Jobs abound in California, yet unemployment remains high

With news that the nation has reached its lowest number of layoffs in more than a half-century, one may think the snap back to a booming national economy is blasting off. At the same time, California may be brushing it off to its economic disadvantage.

California, the nation's largest job market, has experts scratching their heads about why job data is confusing and contradictory. 

One such expert is labor lawyer and former EDD Director Michael Bernick who looks at all the data in fine detail. 

"And they really show the cross currents in our economy," said Bernick.

California currently has double the percentage of new unemployment claims than the state should have compared to other states. Yet, with more than a record million jobs listed and available, workers are not grabbing them up. 
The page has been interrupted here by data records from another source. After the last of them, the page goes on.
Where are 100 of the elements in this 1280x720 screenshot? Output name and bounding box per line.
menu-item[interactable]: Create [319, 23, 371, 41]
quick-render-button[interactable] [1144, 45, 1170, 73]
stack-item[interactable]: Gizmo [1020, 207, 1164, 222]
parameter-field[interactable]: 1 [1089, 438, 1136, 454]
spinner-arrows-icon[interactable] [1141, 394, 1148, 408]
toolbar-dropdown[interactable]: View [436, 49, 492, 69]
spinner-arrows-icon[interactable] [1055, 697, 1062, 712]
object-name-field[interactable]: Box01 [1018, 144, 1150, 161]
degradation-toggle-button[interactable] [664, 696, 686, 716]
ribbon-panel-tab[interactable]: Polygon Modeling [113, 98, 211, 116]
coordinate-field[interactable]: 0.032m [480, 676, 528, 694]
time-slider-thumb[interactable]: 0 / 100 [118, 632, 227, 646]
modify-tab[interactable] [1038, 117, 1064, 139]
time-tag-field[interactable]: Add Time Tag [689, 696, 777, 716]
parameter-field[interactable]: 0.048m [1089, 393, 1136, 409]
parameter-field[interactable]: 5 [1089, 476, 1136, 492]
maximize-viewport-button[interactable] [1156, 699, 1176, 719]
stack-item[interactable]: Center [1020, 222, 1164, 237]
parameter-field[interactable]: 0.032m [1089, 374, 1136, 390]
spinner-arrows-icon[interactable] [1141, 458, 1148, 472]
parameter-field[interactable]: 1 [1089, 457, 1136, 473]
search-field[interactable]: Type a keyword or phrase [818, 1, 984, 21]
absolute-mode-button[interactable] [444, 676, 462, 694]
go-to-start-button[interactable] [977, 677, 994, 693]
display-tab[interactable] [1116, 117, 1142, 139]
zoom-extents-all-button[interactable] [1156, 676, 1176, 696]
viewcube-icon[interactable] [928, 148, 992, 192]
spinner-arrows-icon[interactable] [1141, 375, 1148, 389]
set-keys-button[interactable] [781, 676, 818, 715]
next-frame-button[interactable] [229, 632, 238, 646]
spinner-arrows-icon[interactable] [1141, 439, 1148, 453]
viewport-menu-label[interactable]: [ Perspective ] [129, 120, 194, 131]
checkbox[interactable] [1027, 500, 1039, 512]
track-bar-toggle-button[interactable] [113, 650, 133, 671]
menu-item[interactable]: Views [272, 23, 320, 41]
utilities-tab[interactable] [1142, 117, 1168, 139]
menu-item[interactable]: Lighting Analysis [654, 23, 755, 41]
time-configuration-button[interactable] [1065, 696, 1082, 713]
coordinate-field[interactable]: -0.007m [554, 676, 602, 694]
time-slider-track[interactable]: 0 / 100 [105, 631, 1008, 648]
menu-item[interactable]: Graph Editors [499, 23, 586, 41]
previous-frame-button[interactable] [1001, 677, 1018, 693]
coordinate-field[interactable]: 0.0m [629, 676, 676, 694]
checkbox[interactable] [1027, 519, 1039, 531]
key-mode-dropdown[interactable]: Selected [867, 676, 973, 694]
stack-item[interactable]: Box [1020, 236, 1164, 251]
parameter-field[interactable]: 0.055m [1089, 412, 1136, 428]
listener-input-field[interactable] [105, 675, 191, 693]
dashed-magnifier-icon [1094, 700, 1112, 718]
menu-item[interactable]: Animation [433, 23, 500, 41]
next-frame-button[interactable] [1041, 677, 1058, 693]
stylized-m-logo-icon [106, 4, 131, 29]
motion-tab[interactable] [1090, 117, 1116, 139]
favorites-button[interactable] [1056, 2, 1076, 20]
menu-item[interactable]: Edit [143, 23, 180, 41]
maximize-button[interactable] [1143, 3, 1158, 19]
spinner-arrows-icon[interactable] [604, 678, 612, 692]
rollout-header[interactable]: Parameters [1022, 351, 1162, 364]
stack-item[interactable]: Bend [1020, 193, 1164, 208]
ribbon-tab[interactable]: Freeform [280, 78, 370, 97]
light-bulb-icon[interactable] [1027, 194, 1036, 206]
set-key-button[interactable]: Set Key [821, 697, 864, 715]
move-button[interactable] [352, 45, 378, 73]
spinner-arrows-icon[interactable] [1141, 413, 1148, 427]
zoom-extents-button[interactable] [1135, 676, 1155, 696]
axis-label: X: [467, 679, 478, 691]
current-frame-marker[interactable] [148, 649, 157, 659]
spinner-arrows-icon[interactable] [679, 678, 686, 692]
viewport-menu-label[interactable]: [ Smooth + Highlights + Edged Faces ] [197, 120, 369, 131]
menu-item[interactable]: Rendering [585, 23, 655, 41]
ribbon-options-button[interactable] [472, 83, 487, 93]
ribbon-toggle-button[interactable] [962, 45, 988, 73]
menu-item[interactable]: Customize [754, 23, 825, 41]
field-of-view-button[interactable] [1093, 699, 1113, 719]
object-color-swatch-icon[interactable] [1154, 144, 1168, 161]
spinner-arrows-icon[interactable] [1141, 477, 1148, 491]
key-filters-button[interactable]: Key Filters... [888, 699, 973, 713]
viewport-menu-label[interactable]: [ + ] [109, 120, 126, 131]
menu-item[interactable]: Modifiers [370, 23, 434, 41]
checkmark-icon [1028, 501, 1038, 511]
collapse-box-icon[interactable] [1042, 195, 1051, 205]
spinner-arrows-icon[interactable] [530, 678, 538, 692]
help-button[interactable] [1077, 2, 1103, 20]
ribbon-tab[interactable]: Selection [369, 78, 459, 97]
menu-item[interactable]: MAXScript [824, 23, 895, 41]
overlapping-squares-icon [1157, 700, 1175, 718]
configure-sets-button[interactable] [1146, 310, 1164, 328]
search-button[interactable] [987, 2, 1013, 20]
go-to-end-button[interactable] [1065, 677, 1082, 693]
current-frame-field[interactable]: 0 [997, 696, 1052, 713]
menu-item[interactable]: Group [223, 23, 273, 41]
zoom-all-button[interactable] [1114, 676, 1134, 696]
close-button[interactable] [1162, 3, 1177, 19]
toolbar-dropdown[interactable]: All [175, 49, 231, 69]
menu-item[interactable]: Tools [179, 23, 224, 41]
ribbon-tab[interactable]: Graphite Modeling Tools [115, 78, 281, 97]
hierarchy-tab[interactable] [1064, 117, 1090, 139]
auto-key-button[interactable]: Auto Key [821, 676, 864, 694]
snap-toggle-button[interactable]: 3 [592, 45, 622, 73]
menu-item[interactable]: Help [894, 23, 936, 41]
But, it is also true that the state gained almost 100,000 jobs in the most recent month we have data. However, it's also true the number of people quitting their jobs that month far surpasses the hires by more than fourfold. 

"Our quit rate, the number of people who leave jobs, is at the highest ever. It was, the most recent month of September, it was over 440,000; just on the month," said Bernick.

People quit for a number of reasons. Some, to get better jobs. Others change careers. Some move elsewhere in the state, Others leave the state. Many, says Bernick, have just dropped out while they rethink their careers and lives, especially working moms. 

One working mom, Keryn Francisco said this, "Those childhood memories are deeply embedded in his soul. Those are the things that I realize once you get off that rat race treadmill, you miss."  

If all that was not enough, last Friday, came news of a new COVID variant which we don't fully understand. 

That has already curtailed travel in or out of several African countries and caused the stock market to plunge 900 points over two percent in a single day. 

"It's a major factor or can be a major factor," said Bernick. 

That might include new surges where the variant has already traveled, more remote working, and renewed economic backsliding.